Core Concepts
SynDiffix outperforms other techniques for low-dimensional tables but lags behind in high-dimensional accuracy.
Abstract
The study compares SynDiffix, a structured synthetic data generator, with 15 other techniques using SDNIST. SynDiffix excels in accuracy for low-dimension tables but falls short for high-dimension ones. It remains strongly anonymous even with multiple tables generated. The tool operates by building multi-dimensional search trees and assigning synthetic data from the nodes. Anonymization features like range snapping, sticky noise, and aggregation ensure strong privacy. Results show that SynDiffix is more accurate than other techniques for low-dimensional measures but less so for high-dimensional ones.
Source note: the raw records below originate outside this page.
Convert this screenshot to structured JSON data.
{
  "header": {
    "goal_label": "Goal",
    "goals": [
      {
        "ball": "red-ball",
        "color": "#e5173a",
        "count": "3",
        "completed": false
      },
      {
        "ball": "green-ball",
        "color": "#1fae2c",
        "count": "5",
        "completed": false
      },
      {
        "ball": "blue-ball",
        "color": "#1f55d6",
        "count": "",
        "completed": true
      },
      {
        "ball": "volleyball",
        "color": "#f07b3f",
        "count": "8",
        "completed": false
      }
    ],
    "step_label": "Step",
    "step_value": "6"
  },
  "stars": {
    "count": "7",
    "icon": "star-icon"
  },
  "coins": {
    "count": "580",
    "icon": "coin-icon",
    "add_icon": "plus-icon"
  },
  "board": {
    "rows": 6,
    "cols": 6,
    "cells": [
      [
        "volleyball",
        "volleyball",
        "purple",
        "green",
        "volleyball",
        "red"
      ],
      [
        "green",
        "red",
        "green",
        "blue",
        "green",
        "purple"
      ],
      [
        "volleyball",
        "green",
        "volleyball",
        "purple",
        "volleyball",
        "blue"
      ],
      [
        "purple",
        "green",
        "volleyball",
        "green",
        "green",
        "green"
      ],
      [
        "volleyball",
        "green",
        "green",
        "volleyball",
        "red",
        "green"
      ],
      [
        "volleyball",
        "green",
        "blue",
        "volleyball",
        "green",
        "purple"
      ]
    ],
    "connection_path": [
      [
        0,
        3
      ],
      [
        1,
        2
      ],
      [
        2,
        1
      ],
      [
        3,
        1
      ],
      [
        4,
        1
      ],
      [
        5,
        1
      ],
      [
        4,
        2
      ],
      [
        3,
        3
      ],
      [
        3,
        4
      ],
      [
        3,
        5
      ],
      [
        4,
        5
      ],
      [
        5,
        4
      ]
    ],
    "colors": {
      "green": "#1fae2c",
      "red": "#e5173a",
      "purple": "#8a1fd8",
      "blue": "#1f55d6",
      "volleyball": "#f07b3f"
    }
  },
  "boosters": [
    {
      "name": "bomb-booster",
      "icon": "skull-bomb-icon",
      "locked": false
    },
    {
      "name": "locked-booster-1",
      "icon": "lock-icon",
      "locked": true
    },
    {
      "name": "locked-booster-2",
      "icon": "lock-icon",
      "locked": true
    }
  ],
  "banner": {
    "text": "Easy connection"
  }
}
The study also evaluates privacy metrics, univariate accuracy, pairwise correlations, linear regression accuracy, propensity mean square error, PCA analysis, and inconsistencies detection.
Stats
SynDiffix has a median measure many times more accurate than alternatives for low-dimension tables.
SynDiffix is 10x more accurate than Ananos in univariate counts.
For 3-column measures, SynDiffix has an improvement factor of 1.0x.
SynDiffix has the lowest PMSE score except for pure sampling (Sample40).
Inconsistencies detected: SynDiffix has only 12.
Quotes
"An alternate approach is to make multi-table datasets."
"SynDiffix remains strongly anonymous no matter how many tables are generated."
"Range snapping and sticky noise ensures strong anonymization."
"Results show that SynDiffix is many times more accurate than other approaches."
"SDNIST measures pairwise correlations and computes the difference between original and synthetic data."